News Update Hoge Raad
21 februari 2025
Kwalificatie arbeidsovereenkomst: relevantie van in het economisch verkeer als ondernemer gedragen
Civiel
De HR geeft in een prejudiciële beslissing antwoord op vragen die opkwamen bij de vraag of Uber-chauffeurs een arbeidsovereenkomst hebben met Uber. De HR heeft in het Deliveroo-arrest uit 2023 diverse omstandigheden genoemd die van belang kunnen zijn bij de beantwoording van de vraag of sprake is van een arbeidsovereenkomst. Een van deze omstandigheden is of degene die de werkzaamheden verricht zich in het economisch verkeer als ondernemer gedraagt of kan gedragen. Daarbij kunnen ook omstandigheden van belang zijn van buiten de verhouding tussen de persoon en de opdrachtgever/werkgever. De HR oordeelt dat 'ondernemerschap' als omstandigheid als zodanig bij de kwalificatievraag niet van ander gewicht is dan de andere in het Deliveroo-arrest genoemde omstandigheden. Het kan daardoor zo zijn dat de arbeidsrelatie ten aanzien van hetzelfde werk, verricht ten behoeve van dezelfde opdrachtgever/werkgever, ten aanzien van werkenden die zich in het economisch verkeer wél en niet als ondernemer gedragen, anders te kwalificeren valt.
Natrekking en ongerechtvaardigde verrijking
Civiel
In deze zaak staat de vraag centraal of als gevolg van natrekking sprake is van ongerechtvaardigde verrijking. In de wetsgeschiedenis is opgemerkt dat een verrijking in geval van natrekking in beginsel ongerechtvaardigd is. De HR oordeelt dat echter niet (ook) geldt dat natrekking in beginsel een verrijking oplevert.

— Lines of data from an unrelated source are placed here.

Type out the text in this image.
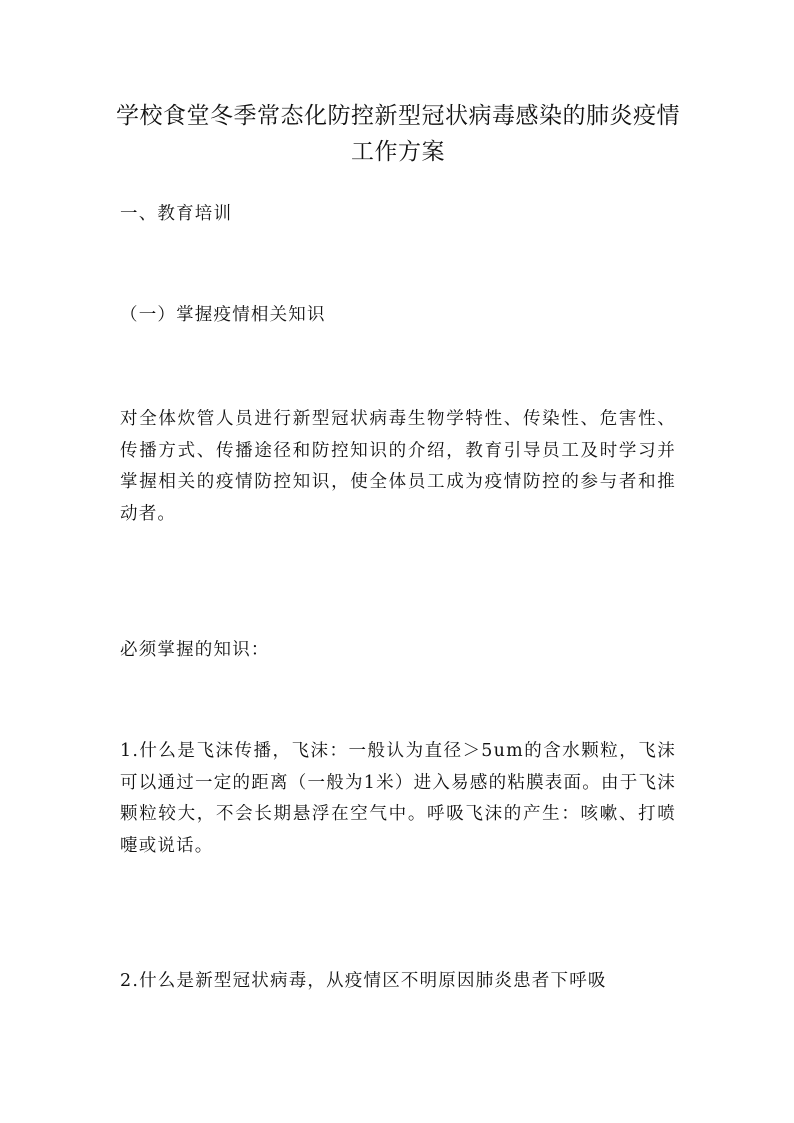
学校食堂冬季常态化防控新型冠状病毒感染的肺炎疫情工作方案
一、教育培训
（一）掌握疫情相关知识
对全体炊管人员进行新型冠状病毒生物学特性、传染性、危害性、传播方式、传播途径和防控知识的介绍，教育引导员工及时学习并掌握相关的疫情防控知识，使全体员工成为疫情防控的参与者和推动者。
必须掌握的知识：
1.什么是飞沫传播，飞沫：一般认为直径＞5um的含水颗粒，飞沫可以通过一定的距离（一般为1米）进入易感的粘膜表面。由于飞沫颗粒较大，不会长期悬浮在空气中。呼吸飞沫的产生：咳嗽、打喷嚏或说话。
2.什么是新型冠状病毒，从疫情区不明原因肺炎患者下呼吸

Ook als sprake is van natrekking, geldt dus als hoofdregel dat het aan de partij is die zich op ongerechtvaardigde verrijking beroept, om te stellen en zo nodig te bewijzen, dat de natrekking tot verrijking heeft geleid. De HR overweegt dat of sprake is van een verrijking moet worden bepaald aan de hand van een vergelijking tussen de feitelijke vermogenstoestand van de aangesprokene na het plaatsvinden van de gebeurtenis waarop de vordering is gebaseerd en diens hypothetische vermogenstoestand zoals deze zou zijn geweest als die gebeurtenis niet zou hebben plaatsgevonden. Daarbij moet de rechter acht slaan op alle omstandigheden van het geval, aldus de HR.
Staat niet verplicht tot vergoeding anticonceptie voor vrouwen ouder dan 18 jaar
Civiel
In deze zaak staat de vraag centraal of de Staat anticonceptiemiddelen voor vrouwen ouder dan 18 jaar dient te vergoeden. In cassatie dient als onbestreden tot uitgangspunt dat (i) een algemeen recht op het kosteloos ter beschikking stellen van anticonceptiemiddelen niet bestaat; (ii) een ontoelaatbaar indirect onderscheid tussen mannen en vrouwen bestaat doordat vrouwen de kosten van anticonceptiemiddelen in overwegende mate voor hun rekening nemen; en (iii) op de Staat niet in algemene zin een positieve verplichting rust om iedere situatie van ongelijkheid op te heffen. De HR oordeelt tegen deze achtergrond dat het oordeel van het hof in stand kan blijven dat op de Staat geen verplichting rust om de feitelijke ongelijkheid tussen mannen en vrouwen ongedaan te maken door anticonceptiemiddelen voor vrouwen kosteloos ter beschikking te stellen. Verder oordeelt de HR dat de omstandigheid dat de Staat in het verleden wel anticonceptiemiddelen kosteloos ter beschikking stelde, geen afbreuk doet aan zijn huidige beleids- en beoordelingsruimte.
Beklag door advocaat tegen beslag op iPhone
Straf
De HR behandelt een cassatieverzoek van het OM en een advocaat over het beslag op een iPhone met Signal-berichten. De vraag is of het verschoningsrecht van de advocaat moet wijken voor waarheidsvinding bij uitzonderlijke omstandigheden. De rechtbank oordeelde dat het onderzoeksbelang uitzonderlijke omstandigheden kan opleveren, maar paste het toetsingskader onjuist toe. Het vereiste dat er aanwijzingen moeten zijn dat geen sprake is van een normale advocaat-cliënt relatie geldt niet. De HR vernietigt het vonnis gedeeltelijk en verwijst de zaak terug.